Chester River Association Executive Director Heather Forsyth said she feels more secure that local cleanup efforts for the Chester River will not be stymied by a coalition of counties that have mounted a challenge to the state’s federally mandated Bay cleanup plan.
The TMDL Coalition is challenging the state’s Watershed Implementation Plan on the grounds it does not adequately address the volume of sediment and nutrient pollution flowing through Conowingo Dam from the Susquehanna River.
Forsyth said she received reassurances in a recent meeting with Funk & Bolton, the firm representing the coalition, that the focus of the coalition’s effort is to force a remedy at the Conowingo Dam, and not to delay implementation of local cleanup plans that require communities to reduce the Total Maximum Daily Load of nutrients into local waterways.
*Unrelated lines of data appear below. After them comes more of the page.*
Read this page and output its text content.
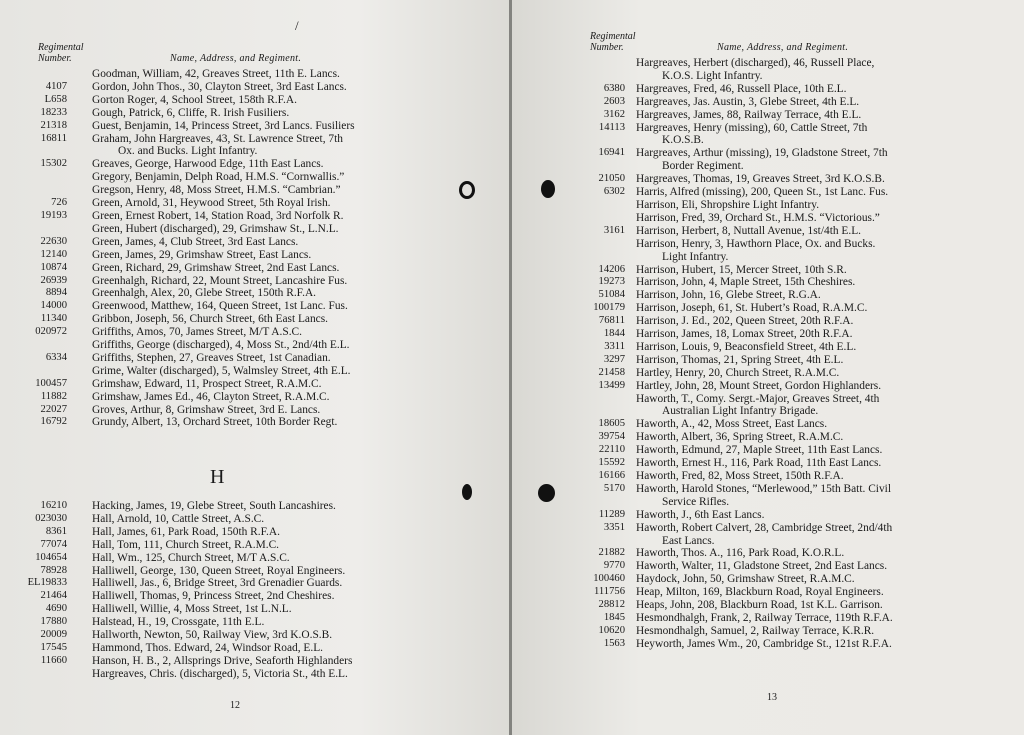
/
Regimental
Number.	Name, Address, and Regiment.
Goodman, William, 42, Greaves Street, 11th E. Lancs.
4107 Gordon, John Thos., 30, Clayton Street, 3rd East Lancs.
L658 Gorton Roger, 4, School Street, 158th R.F.A.
18233 Gough, Patrick, 6, Cliffe, R. Irish Fusiliers.
21318 Guest, Benjamin, 14, Princess Street, 3rd Lancs. Fusiliers
16811 Graham, John Hargreaves, 43, St. Lawrence Street, 7th
Ox. and Bucks. Light Infantry.
15302 Greaves, George, Harwood Edge, 11th East Lancs.
Gregory, Benjamin, Delph Road, H.M.S. “Cornwallis.”
Gregson, Henry, 48, Moss Street, H.M.S. “Cambrian.”
726 Green, Arnold, 31, Heywood Street, 5th Royal Irish.
19193 Green, Ernest Robert, 14, Station Road, 3rd Norfolk R.
Green, Hubert (discharged), 29, Grimshaw St., L.N.L.
22630 Green, James, 4, Club Street, 3rd East Lancs.
12140 Green, James, 29, Grimshaw Street, East Lancs.
10874 Green, Richard, 29, Grimshaw Street, 2nd East Lancs.
26939 Greenhalgh, Richard, 22, Mount Street, Lancashire Fus.
8894 Greenhalgh, Alex, 20, Glebe Street, 150th R.F.A.
14000 Greenwood, Matthew, 164, Queen Street, 1st Lanc. Fus.
11340 Gribbon, Joseph, 56, Church Street, 6th East Lancs.
020972 Griffiths, Amos, 70, James Street, M/T A.S.C.
Griffiths, George (discharged), 4, Moss St., 2nd/4th E.L.
6334 Griffiths, Stephen, 27, Greaves Street, 1st Canadian.
Grime, Walter (discharged), 5, Walmsley Street, 4th E.L.
100457 Grimshaw, Edward, 11, Prospect Street, R.A.M.C.
11882 Grimshaw, James Ed., 46, Clayton Street, R.A.M.C.
22027 Groves, Arthur, 8, Grimshaw Street, 3rd E. Lancs.
16792 Grundy, Albert, 13, Orchard Street, 10th Border Regt.
H
16210 Hacking, James, 19, Glebe Street, South Lancashires.
023030 Hall, Arnold, 10, Cattle Street, A.S.C.
8361 Hall, James, 61, Park Road, 150th R.F.A.
77074 Hall, Tom, 111, Church Street, R.A.M.C.
104654 Hall, Wm., 125, Church Street, M/T A.S.C.
78928 Halliwell, George, 130, Queen Street, Royal Engineers.
EL19833 Halliwell, Jas., 6, Bridge Street, 3rd Grenadier Guards.
21464 Halliwell, Thomas, 9, Princess Street, 2nd Cheshires.
4690 Halliwell, Willie, 4, Moss Street, 1st L.N.L.
17880 Halstead, H., 19, Crossgate, 11th E.L.
20009 Hallworth, Newton, 50, Railway View, 3rd K.O.S.B.
17545 Hammond, Thos. Edward, 24, Windsor Road, E.L.
11660 Hanson, H. B., 2, Allsprings Drive, Seaforth Highlanders
Hargreaves, Chris. (discharged), 5, Victoria St., 4th E.L.
12
Regimental
Number.	Name, Address, and Regiment.
Hargreaves, Herbert (discharged), 46, Russell Place,
K.O.S. Light Infantry.
6380 Hargreaves, Fred, 46, Russell Place, 10th E.L.
2603 Hargreaves, Jas. Austin, 3, Glebe Street, 4th E.L.
3162 Hargreaves, James, 88, Railway Terrace, 4th E.L.
14113 Hargreaves, Henry (missing), 60, Cattle Street, 7th
K.O.S.B.
16941 Hargreaves, Arthur (missing), 19, Gladstone Street, 7th
Border Regiment.
21050 Hargreaves, Thomas, 19, Greaves Street, 3rd K.O.S.B.
6302 Harris, Alfred (missing), 200, Queen St., 1st Lanc. Fus.
Harrison, Eli, Shropshire Light Infantry.
Harrison, Fred, 39, Orchard St., H.M.S. “Victorious.”
3161 Harrison, Herbert, 8, Nuttall Avenue, 1st/4th E.L.
Harrison, Henry, 3, Hawthorn Place, Ox. and Bucks.
Light Infantry.
14206 Harrison, Hubert, 15, Mercer Street, 10th S.R.
19273 Harrison, John, 4, Maple Street, 15th Cheshires.
51084 Harrison, John, 16, Glebe Street, R.G.A.
100179 Harrison, Joseph, 61, St. Hubert’s Road, R.A.M.C.
76811 Harrison, J. Ed., 202, Queen Street, 20th R.F.A.
1844 Harrison, James, 18, Lomax Street, 20th R.F.A.
3311 Harrison, Louis, 9, Beaconsfield Street, 4th E.L.
3297 Harrison, Thomas, 21, Spring Street, 4th E.L.
21458 Hartley, Henry, 20, Church Street, R.A.M.C.
13499 Hartley, John, 28, Mount Street, Gordon Highlanders.
Haworth, T., Comy. Sergt.-Major, Greaves Street, 4th
Australian Light Infantry Brigade.
18605 Haworth, A., 42, Moss Street, East Lancs.
39754 Haworth, Albert, 36, Spring Street, R.A.M.C.
22110 Haworth, Edmund, 27, Maple Street, 11th East Lancs.
15592 Haworth, Ernest H., 116, Park Road, 11th East Lancs.
16166 Haworth, Fred, 82, Moss Street, 150th R.F.A.
5170 Haworth, Harold Stones, “Merlewood,” 15th Batt. Civil
Service Rifles.
11289 Haworth, J., 6th East Lancs.
3351 Haworth, Robert Calvert, 28, Cambridge Street, 2nd/4th
East Lancs.
21882 Haworth, Thos. A., 116, Park Road, K.O.R.L.
9770 Haworth, Walter, 11, Gladstone Street, 2nd East Lancs.
100460 Haydock, John, 50, Grimshaw Street, R.A.M.C.
111756 Heap, Milton, 169, Blackburn Road, Royal Engineers.
28812 Heaps, John, 208, Blackburn Road, 1st K.L. Garrison.
1845 Hesmondhalgh, Frank, 2, Railway Terrace, 119th R.F.A.
10620 Hesmondhalgh, Samuel, 2, Railway Terrace, K.R.R.
1563 Heyworth, James Wm., 20, Cambridge St., 121st R.F.A.
13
“We [originally] felt as if the effort was really going to…create a giant distraction from the TMDL and WIP processes, the blueprint for cleaning up the Bay,” Forsyth told Chestertown Council on Monday. “I have had some assurances from them that their efforts are really not to dismantle the blueprint, but that they are really just focusing hard on the Conowingo Dam.”
In the four minute video below, Forsyth explains the future relationship between conservation groups and the TMDL Coalition.
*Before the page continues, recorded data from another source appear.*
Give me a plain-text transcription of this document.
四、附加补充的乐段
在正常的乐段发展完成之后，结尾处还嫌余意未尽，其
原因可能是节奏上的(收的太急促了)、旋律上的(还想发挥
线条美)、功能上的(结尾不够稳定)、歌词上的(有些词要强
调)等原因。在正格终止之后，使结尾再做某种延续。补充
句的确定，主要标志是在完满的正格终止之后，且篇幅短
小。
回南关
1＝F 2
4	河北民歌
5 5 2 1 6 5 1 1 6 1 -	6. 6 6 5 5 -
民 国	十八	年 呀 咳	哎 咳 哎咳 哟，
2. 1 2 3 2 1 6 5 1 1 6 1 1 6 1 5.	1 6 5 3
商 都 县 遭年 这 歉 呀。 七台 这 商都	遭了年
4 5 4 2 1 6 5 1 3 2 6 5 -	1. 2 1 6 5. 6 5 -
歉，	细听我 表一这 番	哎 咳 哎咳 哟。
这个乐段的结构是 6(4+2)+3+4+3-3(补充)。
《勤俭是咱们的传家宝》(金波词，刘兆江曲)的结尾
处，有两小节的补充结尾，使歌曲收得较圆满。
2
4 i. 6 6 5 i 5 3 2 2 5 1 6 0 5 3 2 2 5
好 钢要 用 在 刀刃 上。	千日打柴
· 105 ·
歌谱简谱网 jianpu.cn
Kent recently joined the TMDL Coalition because of the Conowingo Dam’s history of adverse affects on the local watermen industry.
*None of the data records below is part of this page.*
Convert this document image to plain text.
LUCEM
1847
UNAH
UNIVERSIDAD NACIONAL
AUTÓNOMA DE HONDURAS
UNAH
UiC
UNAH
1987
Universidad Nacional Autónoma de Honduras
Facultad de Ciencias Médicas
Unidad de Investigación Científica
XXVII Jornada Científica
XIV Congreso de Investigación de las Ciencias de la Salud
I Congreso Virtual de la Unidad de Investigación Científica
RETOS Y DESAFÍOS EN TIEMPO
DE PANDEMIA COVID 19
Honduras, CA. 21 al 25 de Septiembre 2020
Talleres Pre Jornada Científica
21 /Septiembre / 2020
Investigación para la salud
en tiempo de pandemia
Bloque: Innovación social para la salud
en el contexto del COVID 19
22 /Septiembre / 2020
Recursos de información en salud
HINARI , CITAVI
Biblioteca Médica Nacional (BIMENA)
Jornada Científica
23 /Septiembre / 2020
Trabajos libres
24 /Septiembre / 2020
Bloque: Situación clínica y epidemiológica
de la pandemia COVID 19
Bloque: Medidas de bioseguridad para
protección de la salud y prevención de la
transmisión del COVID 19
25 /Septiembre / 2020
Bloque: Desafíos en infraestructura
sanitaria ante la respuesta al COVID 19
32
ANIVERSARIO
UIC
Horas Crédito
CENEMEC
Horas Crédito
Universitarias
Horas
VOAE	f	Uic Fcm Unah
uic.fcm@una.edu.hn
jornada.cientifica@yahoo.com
Maryland’s WIP plan requires the state to achieve nutrient reduction levels that comply with the Clean Water Act standards by 2025, and the costs will largely rest on local governments that will have to pay for implementation with new revenues.
The cleanup plan was required under the terms of a 2010 lawsuit that the Chesapeake Bay Foundation won against the EPA — requiring the agency to enforce the 1972 Clean Water Act.
Environmental groups originally thought the coalition’s motives were a distraction to delay the high costs of implementing local cleanup plans, but Forsyth now believes that local cleanup efforts, along with the action to force a remedy at Conowingo, could be “complimentary” in achieving pollution reduction goals for the Bay.
She said the coalition’s urgency to force a remedy is in part because the Conowingo’s operator, Exelon Corporation, is up for relicensing during 2013.
“If we are going to influence that licensing process, so that environmental controls will be part of the license, then the time to do that is now,” Forsyth said. “Once the license is issued, it’s almost impossible to go back after the fact and” and ask for environmental mitigation.